In the case of magnesium, the idea of luring the oxygen to a more reactive constituent led to adding two percent of even more reactive calcium to the mix. The resulting surface layer of calcium oxide then protects the magnesium. Combustion is just runaway oxidation, so this addition of calcium also raises magnesium’s normal ignition temperature of about 1170 Fahrenheit by 350 to 550 degrees, making it generally unnecessary to machine the resulting alloy in an oxygen-free atmosphere to prevent ignition of hot machining chips.
Another approach seeks to stop the action of electrolytic cells on the surface of the magnesium. Trace metals in the magnesium—iron, nickel, copper and cobalt—form intermetallic clusters. Because their electrons are bound at a different energy from those of magnesium, if you add water, you can form an electric cell. This is just like poking strips of copper and zinc into a lemon and then finding there is a voltage difference from one strip to the other.
The operation of these cells is similar to the electrolysis of water experiment so many of us performed in high school chem lab: Oxygen is produced at one electrode and hydrogen at the other. In the case of magnesium, the oxygen readily combines with it to form corrosion. Indeed, magnesium is commonly used as a sacrificial electrode to prevent the corrosion of underwater steel structures.
F-102 cockpit panel, showing many holes from the formation of corrosion cells.
In the accompanying photo of a corroded Convair F-102 cockpit panel, you can see that such corrosion cells, operating at every point where a crack in the protective paint allowed, have eaten their way right through the material. One way to prevent this is to eliminate the trace metals, but this level of refinement is too expensive to be widely used.
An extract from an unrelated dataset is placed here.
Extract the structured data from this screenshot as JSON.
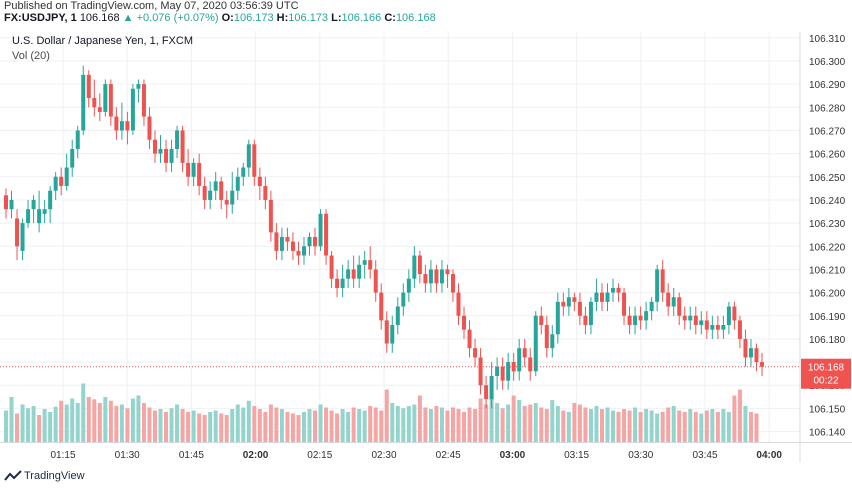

A group at Monash University in Australia, directed by Associate Professor Nick Birbilis, has adopted the approach of using a “cathodic poison” to greatly slow magnesium corrosion. In other alloy systems, materials such as antimony, selenium or tellurium effectively “unplug” corrosion cells. The group found that adding one third of one percent arsenic to magnesium reduced corrosion 90 percent. Such “poisons” stop the reaction by preventing single hydrogen atoms, produced by the electrolytic reaction, from giving up electrons as they join in pairs to make hydrogen molecules. The arsenic combines with the bare single hydrogen atoms, stopping the reaction. With electron flow halted, magnesium cannot “become ore.”
Even though the need for lighter-weight vehicles has increased the use of magnesium for such applications as seat frames, it is pointed out that only 1/50th as much magnesium is used as aluminum. With improved corrosion resistance available at low cost, thanks to the Monash University research, magnesium may find many more applications.